I recently purchased a fairly high end portable GPS device for the car. One of its features is a display of vehicle speed. At highway speeds it often reads about 4-5mph slower than my car’s speedometer. Any idea which is more accurate? My car’s speedometer is analog and the GPS is digital.
make sure your tires are at proper pressure. every instrument has an error plus/minus some value…your differences seem to be within that range of about 5% error…check using highway mileage markers and your GPS is only as good as the number of satellites being referenced.
Your GPS is correct. It’s real Science.
My dad was a traveling salesman starting in 1950 and he showed me that his speedometers over-registered by four or five mph at sixty mph. So I?ve been checking every vehicle I?ve owned starting with a 46 Dodge panel through my current 94 Civic and 94 Ford E-150. A total of about twenty-five vehicles. They all over-registered. I thing the 64 VW beetle was the least at 3 ? and the E-150 the most at 4 5/8 mph.
I use the mile markers on the side of the highways. I think I know how carefully they are surveyed. In California, they mark every culvert and bridge with a mile marker, measured from the county line, IN TENTHS OF A MILE!
So when I blow down the Interstate registering 80 in a 70 zone I?m really going 74, only 4 over, and I?ve never gotten a speeding ticket.
What kind of car is this?
I have a Honda Civic & am debating slightly larger tires to rectify this same situation. The tires that came on the car (bought used) are el cheapo & noisy but are stock size. Yes, they are properly inflated too.
As previously mentioned, this is within the “slop factor” so it’s only a minor annoyance. It might save a few people from tickets though.
The GPS is not exact (there are several reasons) but it is almost certainly more accurate than the the speedometer.
The speedometer is intentionally set to read about 3-5% high. That is to error in the direction of saving you a ticket. In addition it is subject to tyre wear and someone putting different size tyres on it while the GPS is not.
Some speedometers are easy to calibrate but most will cost you more than you would likely want to pay and then would become inaccurate for the reasons listed above.
GPS units are not as accurate as you might think… Get on the highway and reset your trip odometer at a mile maker and note it’s reading at the next mile marker…

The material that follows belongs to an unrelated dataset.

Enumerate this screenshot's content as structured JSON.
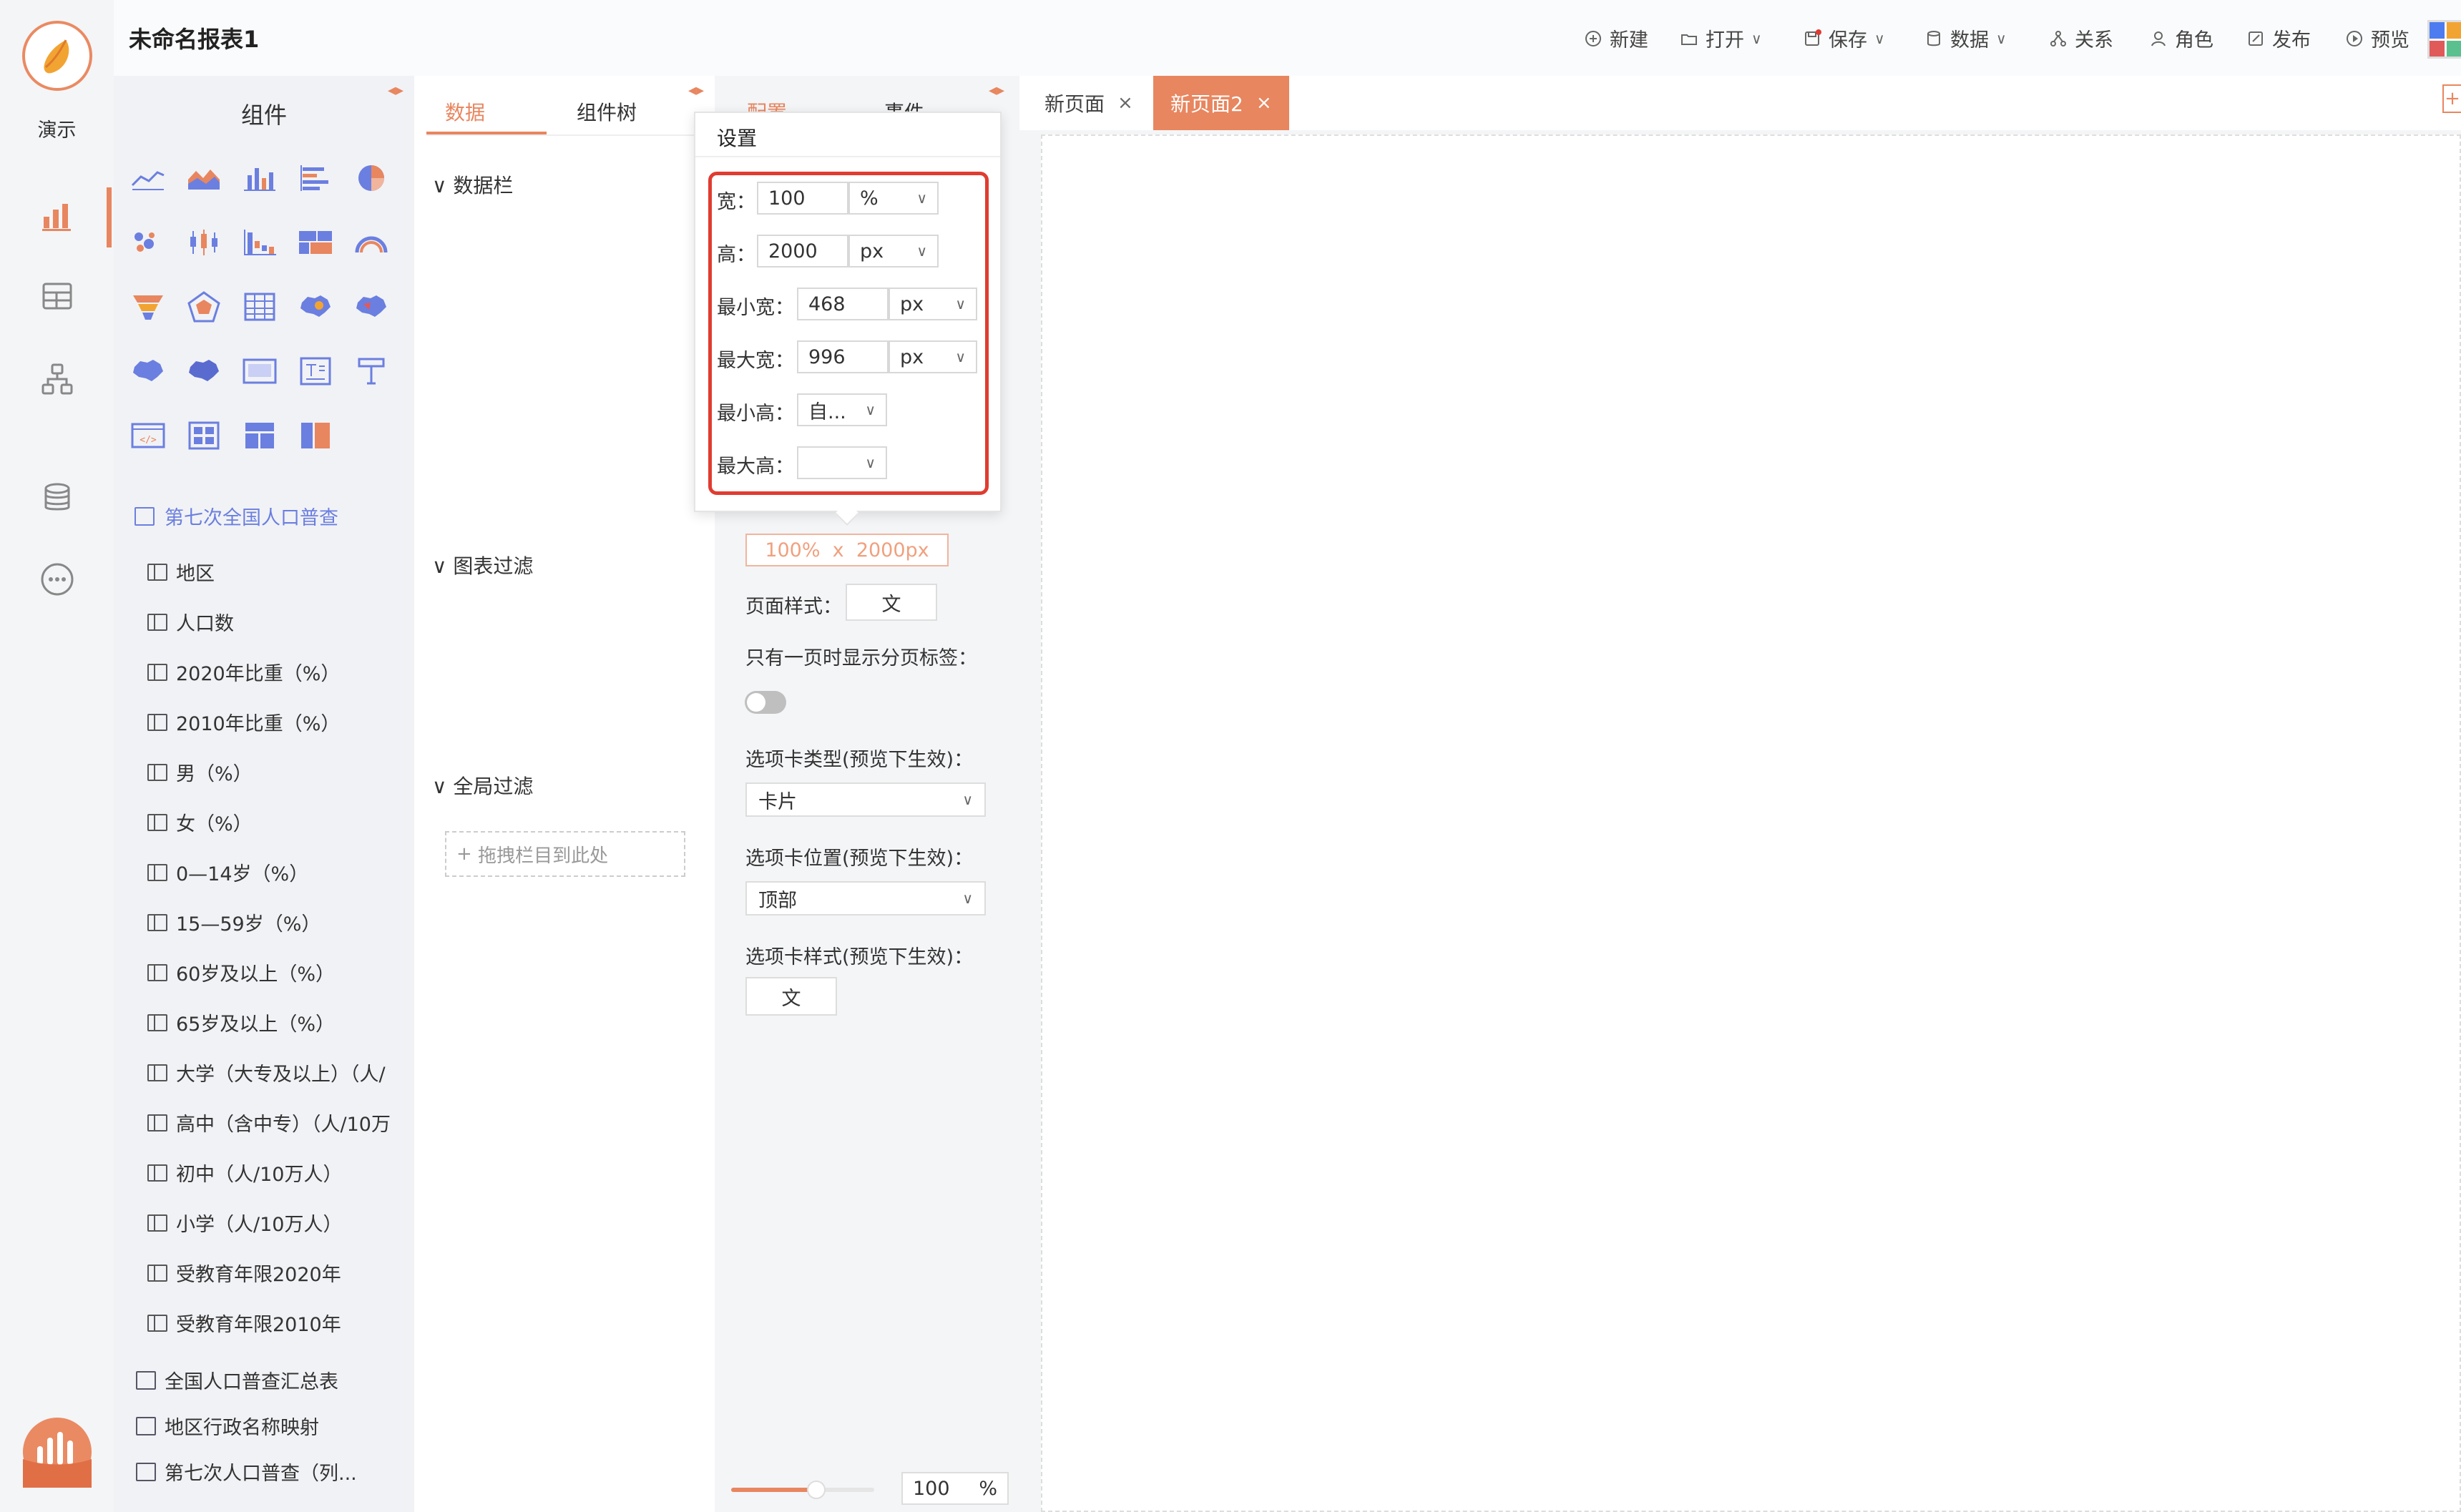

.9 miles = 10% error, .8 miles = 80% and so on…
It’s probably a combination of the two. Most car speedos I’ve seen (assuming the correct tires and pressure of course) are usually only about 2 MPH off at the most and that’s at highway speeds of around 60.
We had an 84 Mazda that read 64 when the car was doing 60. After numerous phone calls up through the Mazda chain, I finally got to Mazda’s USA technical reps. They told me Mazda’s specs were +/- 7%. And since 4mph/60mph was less than 7% off, it was well within spec.
My observation in the 23 years since then is that many manufactures have at least a +/- 6% tolerance on their speedometers.
Follow the advice of the replies on this board and use the highway mile markers to calibrate both your GPS and your car’s speedometer.
Joe
Just to cloud the issue a bit more… I’ve used my gps in my neighbor’s Jetta. It agrees with that speedometer.
I expect a little error in all things man-made, and that surprised me.
Clarification on my reply:
My observation in the 23 years since then is that many manufactures have at least a +/- 6% tolerance on their speedometers.
I meant to say +/- 6% maximum allowable tolerance in their specs. In practice, most cars are off by less than the maximum tolerance.
Each device (GPS, speedometer, radar gun) are NOT 100% accurate. They are built to a certain tolorance.